Alice
De Chambrier
(1861-1882), poétesse.
Ils s’aimeront ainsi jusqu’à la fin des temps,
Sans voir encor le jour de leur union poindre :
Elle ne peut quitter ses parvis éclatants,
Et lui dans l’infini ne saurait la rejoindre...
Extrait de Conte de fées.
I
Moi qui, pour adorer plus belles que la mort,
N'ai pas trempé mes pieds dans les eaux de ce Gange ,
Ni dit une berceuse au petit qui s'endort
Plus douce que les mains assassines d'un ange,
Je parle : Fut le temps des vastes nébuleuses
Écloses dans le ciel vide et mordu des rats,
Le sang montait au crâne en lames globuleuses,
La joie exacerbait la fièvre des hourras.
Lyre, clavier, main... c'était de la musique
Qui pulsait violemment toute une exaltation
Dans les poitrines des hommes, c'était magique :
Le soir au belvédère, et l'imagination !
Aux lampes allumées le doseur et l'absinthe,
Le poète grisé tant par le podium
Duquel, pris de délire, il essouffle une plainte,
Que par la fumée lourde et pâle d'opium !
Donc, au refrain du cygne noir, où l'an s'achève
Entre deux doigts claqués tristement par la nuit
A peau de cauchemar brune et tachée de rêve
Qui sait trop bien que tout, vers l'Abîme, s'enfuit,
On reprisa des cols aériens de dentelle
Autour de gorges dont le souffle saccadé
D'amantes aux frous-frous poignants de jarretelle
S'évadait par la brèche en haut, pour décéder.
Une fleur à l'oreille on marchait sur le fleuve
Encore ondulé par l'aile des canotiers
Afin de retrouver une mer toujours neuve,
Broyés sous les cinglants crépuscules côtiers...
II
Donc les larmes d'un saule ont heurté cette épaule
Hypnotique au regard coloré d'un œillet
En cet après midi de printemps sans parole
Plein de papillons bleus que l'air ensommeillait.
Son épaule effleurée on la voyait pensive ;
Déesse agenouillée, les mains tressant l'azur,
Apparue en ce temps de dieux, la plus furtive,
La plus adolescente au chagrin le plus pur.
.
Source de grands pardons piétinée et l'unique
Que j'aime pour toujours à m'y brûler les doigts,
Du berceau de satin jusqu'au dernier portique :
La suissesse aux yeux doux et qui portait la croix.
III
Alice ! Flamme blanche, adorable et discrète
A qui je dédis l'or volatile d'un vers
Après avoir pleuré dans la chambre secrète
Ton évaporation, un jour brisé d'hiver.
Toi qui fis naître au sein des fraîcheurs matinales
Sur ton beau front le feu d'un astre renaissant,
Mi-éveillée encore ; et les aubes banales
Le voyaient s'incliner d'être reconnaissant.
Ah ! Splendeur anonyme ! Hallucination pieuse !

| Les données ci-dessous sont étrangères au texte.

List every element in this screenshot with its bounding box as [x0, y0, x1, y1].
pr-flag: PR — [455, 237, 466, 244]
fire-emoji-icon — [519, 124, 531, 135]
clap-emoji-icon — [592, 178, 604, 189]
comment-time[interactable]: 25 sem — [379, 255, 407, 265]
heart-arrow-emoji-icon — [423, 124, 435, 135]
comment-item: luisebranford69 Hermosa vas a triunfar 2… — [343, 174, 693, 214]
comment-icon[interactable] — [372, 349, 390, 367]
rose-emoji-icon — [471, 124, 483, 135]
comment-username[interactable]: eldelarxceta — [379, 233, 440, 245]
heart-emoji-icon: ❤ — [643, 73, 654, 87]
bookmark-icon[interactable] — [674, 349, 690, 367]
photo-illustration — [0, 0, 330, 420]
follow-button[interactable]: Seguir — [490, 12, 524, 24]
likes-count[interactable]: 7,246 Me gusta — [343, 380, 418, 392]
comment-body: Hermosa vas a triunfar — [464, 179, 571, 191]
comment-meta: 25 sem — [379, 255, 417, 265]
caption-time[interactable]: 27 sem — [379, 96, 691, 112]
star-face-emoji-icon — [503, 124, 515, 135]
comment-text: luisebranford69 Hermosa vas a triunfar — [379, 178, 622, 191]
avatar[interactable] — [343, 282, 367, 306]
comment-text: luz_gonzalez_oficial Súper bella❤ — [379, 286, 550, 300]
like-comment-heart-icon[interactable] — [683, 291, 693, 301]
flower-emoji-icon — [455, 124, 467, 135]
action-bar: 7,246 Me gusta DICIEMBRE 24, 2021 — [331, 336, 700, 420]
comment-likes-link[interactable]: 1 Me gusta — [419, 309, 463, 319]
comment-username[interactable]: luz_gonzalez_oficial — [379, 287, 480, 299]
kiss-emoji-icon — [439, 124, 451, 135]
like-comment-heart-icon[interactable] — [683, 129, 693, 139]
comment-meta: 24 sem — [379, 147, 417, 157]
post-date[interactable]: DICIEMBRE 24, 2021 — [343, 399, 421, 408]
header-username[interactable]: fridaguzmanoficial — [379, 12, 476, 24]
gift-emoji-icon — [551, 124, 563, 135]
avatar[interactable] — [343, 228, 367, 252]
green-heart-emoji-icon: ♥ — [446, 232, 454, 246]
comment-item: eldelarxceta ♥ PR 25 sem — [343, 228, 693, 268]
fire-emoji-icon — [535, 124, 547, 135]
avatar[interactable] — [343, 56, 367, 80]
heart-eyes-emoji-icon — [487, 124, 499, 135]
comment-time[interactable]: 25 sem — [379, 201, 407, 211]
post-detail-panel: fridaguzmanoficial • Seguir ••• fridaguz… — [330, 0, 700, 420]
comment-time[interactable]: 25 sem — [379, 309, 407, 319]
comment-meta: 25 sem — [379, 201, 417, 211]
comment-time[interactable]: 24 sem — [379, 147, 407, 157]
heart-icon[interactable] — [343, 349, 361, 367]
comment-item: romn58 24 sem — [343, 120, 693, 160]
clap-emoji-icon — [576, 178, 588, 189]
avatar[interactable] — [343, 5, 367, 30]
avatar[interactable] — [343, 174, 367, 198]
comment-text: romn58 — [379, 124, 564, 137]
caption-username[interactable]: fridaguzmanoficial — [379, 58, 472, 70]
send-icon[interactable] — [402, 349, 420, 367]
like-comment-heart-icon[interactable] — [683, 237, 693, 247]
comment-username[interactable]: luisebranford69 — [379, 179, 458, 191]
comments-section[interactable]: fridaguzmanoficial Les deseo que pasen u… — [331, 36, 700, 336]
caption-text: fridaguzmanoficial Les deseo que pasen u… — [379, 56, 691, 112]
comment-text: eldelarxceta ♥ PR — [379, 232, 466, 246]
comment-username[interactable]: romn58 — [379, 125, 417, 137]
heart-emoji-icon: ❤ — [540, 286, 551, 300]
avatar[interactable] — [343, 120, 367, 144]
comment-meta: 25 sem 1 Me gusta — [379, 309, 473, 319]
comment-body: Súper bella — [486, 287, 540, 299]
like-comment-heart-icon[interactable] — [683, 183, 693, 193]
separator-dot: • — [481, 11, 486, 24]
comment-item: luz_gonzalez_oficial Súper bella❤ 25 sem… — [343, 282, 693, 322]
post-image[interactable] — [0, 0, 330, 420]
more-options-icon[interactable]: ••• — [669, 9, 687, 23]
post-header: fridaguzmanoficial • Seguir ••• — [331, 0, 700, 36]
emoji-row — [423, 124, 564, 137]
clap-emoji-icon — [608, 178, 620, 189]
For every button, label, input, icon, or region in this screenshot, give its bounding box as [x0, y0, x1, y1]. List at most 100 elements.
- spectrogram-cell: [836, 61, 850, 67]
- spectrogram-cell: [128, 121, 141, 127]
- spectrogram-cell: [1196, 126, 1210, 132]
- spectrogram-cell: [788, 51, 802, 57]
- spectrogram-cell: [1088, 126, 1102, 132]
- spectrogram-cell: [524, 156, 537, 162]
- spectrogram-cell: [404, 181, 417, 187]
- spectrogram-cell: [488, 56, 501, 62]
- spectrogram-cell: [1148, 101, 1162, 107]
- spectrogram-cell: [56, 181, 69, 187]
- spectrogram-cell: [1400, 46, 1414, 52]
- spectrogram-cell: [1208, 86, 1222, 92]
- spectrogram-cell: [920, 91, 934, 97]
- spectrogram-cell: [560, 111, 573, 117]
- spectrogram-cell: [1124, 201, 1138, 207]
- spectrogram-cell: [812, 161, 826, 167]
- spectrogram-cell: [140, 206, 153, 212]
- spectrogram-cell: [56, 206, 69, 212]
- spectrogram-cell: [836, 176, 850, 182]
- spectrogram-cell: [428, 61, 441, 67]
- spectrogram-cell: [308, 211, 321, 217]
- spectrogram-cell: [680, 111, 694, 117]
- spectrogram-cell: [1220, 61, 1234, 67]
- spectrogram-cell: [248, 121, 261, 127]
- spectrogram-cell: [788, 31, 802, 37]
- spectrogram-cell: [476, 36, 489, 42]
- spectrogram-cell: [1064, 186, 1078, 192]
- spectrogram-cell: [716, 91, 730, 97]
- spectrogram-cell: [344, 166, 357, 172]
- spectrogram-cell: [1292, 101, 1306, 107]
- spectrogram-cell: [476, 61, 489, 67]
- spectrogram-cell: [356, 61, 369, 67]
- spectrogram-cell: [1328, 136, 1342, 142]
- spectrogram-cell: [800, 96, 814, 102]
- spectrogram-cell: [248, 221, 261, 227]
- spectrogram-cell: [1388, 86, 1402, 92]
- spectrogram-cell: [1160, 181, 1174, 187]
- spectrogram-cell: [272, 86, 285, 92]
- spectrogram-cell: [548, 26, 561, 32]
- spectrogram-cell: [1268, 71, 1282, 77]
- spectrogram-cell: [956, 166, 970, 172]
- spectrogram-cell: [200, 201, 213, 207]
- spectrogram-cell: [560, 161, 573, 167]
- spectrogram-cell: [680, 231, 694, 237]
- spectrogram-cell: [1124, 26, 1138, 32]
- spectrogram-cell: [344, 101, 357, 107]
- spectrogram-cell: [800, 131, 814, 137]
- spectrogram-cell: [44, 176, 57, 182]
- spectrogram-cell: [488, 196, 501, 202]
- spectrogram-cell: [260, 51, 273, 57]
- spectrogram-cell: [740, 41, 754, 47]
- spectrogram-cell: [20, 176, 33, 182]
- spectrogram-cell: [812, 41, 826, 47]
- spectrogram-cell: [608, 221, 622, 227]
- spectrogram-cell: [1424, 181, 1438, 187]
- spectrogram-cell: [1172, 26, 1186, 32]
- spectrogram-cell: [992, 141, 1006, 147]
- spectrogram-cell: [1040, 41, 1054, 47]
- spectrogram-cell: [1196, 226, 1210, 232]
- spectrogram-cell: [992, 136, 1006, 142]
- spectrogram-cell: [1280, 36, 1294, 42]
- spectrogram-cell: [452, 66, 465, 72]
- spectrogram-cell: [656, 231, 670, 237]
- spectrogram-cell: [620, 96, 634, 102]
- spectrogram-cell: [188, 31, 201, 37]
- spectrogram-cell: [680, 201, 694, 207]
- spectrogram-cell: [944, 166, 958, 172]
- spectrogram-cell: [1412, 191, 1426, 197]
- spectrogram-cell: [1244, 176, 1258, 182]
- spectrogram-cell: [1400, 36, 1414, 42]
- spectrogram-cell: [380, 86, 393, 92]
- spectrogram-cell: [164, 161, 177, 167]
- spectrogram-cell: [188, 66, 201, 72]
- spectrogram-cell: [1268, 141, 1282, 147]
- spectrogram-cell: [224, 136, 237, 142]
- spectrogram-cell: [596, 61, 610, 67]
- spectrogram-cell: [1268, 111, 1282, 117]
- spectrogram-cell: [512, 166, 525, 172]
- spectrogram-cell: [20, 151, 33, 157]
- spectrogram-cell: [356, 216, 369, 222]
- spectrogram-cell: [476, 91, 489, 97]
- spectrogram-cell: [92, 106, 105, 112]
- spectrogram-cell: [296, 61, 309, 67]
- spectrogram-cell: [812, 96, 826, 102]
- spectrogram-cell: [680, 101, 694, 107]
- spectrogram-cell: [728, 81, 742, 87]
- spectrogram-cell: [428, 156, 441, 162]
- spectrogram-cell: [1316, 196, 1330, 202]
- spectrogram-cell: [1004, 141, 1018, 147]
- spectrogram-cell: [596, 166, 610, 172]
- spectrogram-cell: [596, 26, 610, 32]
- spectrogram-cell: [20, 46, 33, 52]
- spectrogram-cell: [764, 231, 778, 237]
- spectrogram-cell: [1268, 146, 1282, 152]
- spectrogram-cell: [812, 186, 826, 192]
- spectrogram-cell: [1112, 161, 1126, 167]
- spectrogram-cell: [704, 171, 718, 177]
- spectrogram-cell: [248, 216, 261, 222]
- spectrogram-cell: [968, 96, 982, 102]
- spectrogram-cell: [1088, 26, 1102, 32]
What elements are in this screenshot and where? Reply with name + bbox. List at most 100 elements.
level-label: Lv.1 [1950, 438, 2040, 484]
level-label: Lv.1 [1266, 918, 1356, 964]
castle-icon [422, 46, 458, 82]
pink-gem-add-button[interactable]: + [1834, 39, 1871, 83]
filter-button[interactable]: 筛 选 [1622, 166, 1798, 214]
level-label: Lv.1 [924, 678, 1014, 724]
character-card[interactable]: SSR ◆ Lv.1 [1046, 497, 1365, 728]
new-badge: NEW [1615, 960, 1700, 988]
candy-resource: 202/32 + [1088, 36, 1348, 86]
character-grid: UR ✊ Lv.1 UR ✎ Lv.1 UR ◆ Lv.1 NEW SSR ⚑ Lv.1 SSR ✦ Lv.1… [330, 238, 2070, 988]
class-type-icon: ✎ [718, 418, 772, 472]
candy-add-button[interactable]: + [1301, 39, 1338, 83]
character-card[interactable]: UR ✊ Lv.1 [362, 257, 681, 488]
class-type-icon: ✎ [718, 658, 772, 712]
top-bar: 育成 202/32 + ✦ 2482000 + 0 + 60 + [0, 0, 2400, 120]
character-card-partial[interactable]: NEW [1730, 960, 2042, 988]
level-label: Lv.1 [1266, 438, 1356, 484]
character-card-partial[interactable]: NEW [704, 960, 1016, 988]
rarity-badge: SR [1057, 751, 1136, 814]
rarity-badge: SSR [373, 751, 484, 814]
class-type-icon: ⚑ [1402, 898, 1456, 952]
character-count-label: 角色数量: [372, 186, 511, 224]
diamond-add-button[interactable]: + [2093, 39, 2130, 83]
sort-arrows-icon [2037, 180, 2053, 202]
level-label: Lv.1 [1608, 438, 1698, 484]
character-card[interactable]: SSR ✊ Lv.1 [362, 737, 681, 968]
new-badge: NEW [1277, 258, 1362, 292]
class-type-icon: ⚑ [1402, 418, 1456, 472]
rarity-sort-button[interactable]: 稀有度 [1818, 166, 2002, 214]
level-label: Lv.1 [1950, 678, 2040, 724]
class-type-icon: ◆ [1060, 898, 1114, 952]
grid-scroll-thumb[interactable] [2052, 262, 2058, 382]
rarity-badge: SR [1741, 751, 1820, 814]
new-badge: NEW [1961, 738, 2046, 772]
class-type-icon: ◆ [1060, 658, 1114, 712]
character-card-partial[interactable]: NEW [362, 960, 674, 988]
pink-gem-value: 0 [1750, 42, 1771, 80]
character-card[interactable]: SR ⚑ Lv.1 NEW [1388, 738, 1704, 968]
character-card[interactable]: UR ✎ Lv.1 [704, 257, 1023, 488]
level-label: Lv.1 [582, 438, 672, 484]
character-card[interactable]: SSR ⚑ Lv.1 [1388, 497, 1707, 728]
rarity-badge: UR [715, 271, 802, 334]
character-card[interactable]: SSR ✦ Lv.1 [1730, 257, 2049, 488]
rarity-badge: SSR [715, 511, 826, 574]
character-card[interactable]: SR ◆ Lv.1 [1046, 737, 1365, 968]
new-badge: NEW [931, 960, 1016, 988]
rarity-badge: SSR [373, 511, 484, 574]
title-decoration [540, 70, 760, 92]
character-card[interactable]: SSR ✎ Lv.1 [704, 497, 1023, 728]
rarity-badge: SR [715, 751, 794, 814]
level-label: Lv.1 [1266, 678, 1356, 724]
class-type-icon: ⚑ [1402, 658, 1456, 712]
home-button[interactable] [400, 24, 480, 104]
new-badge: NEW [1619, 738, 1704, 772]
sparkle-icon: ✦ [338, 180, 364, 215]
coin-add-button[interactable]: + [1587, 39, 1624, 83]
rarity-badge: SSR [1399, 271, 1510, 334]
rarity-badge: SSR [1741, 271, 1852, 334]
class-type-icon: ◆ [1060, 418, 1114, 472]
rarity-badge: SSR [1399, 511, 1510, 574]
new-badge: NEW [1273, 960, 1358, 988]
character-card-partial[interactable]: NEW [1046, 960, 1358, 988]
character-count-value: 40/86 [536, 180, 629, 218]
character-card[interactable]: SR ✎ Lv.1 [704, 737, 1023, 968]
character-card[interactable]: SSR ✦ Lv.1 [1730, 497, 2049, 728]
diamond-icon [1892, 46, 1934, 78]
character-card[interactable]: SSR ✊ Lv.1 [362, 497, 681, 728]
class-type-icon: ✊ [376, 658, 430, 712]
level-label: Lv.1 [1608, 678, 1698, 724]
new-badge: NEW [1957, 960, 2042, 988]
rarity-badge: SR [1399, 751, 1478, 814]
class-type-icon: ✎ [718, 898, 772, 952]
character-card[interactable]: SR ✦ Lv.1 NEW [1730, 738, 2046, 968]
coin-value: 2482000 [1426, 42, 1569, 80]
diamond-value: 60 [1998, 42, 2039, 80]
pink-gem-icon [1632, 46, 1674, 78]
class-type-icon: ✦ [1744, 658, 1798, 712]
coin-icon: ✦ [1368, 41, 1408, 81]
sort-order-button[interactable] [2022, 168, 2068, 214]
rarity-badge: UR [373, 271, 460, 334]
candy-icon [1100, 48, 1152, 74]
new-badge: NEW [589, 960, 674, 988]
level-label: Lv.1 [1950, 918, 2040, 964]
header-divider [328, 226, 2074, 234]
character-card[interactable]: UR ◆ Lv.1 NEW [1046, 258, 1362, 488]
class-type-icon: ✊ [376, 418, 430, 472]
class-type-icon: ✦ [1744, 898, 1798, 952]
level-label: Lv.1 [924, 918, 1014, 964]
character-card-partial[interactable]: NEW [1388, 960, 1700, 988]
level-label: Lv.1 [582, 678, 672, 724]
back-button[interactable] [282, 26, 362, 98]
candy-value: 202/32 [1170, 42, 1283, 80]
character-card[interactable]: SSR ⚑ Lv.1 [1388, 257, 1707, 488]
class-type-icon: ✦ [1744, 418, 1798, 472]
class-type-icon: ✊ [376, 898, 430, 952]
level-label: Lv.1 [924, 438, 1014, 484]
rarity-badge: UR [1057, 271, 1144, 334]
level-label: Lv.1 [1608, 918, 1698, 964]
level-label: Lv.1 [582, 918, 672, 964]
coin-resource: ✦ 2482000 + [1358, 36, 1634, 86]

Toi qui faisais fleurir un invisible été
Sur les murs en sanglots des hospices, lieuse
De soleil à la chair ; paradis répété !
Mille fois chaleureuse et lévitant, des songes
Gigantesques à l'âme entière ; du saphir
Dans les jardins du roi sur des parois que longent
Les jasmins écarlates à n'en plus finir !
Rêveuse de passage au rire si nature
Dont la robe animait d'incomparables plis
Quand tu passais par là, cachant dans ta coiffure
Des oiseaux inconnus ne poussant pas de cris.
Il faut te rendre hommage autant qu'il est possible !
Alors que tu mirais au lointain l'horizon
Déjà le sort levait, toujours plus irascible,
Sur ton chemin de verre une ardente cloison.
Pourtant, grâce infinie, on te nomme : oubliée !
Le poème suintant la sève de l'amour,
Qui s'épanche goutte à goutte, multipliée ,
Afin de se confondre à la ferveur du jour
C'est ta gloire absolue et je lui suis fidèle !
Toi qui souris -je sais- dans l'oubli d'une tombe,
J'écris ton nom ainsi qu'en une heure immortelle
Un jeune homme amoureux libère une colombe.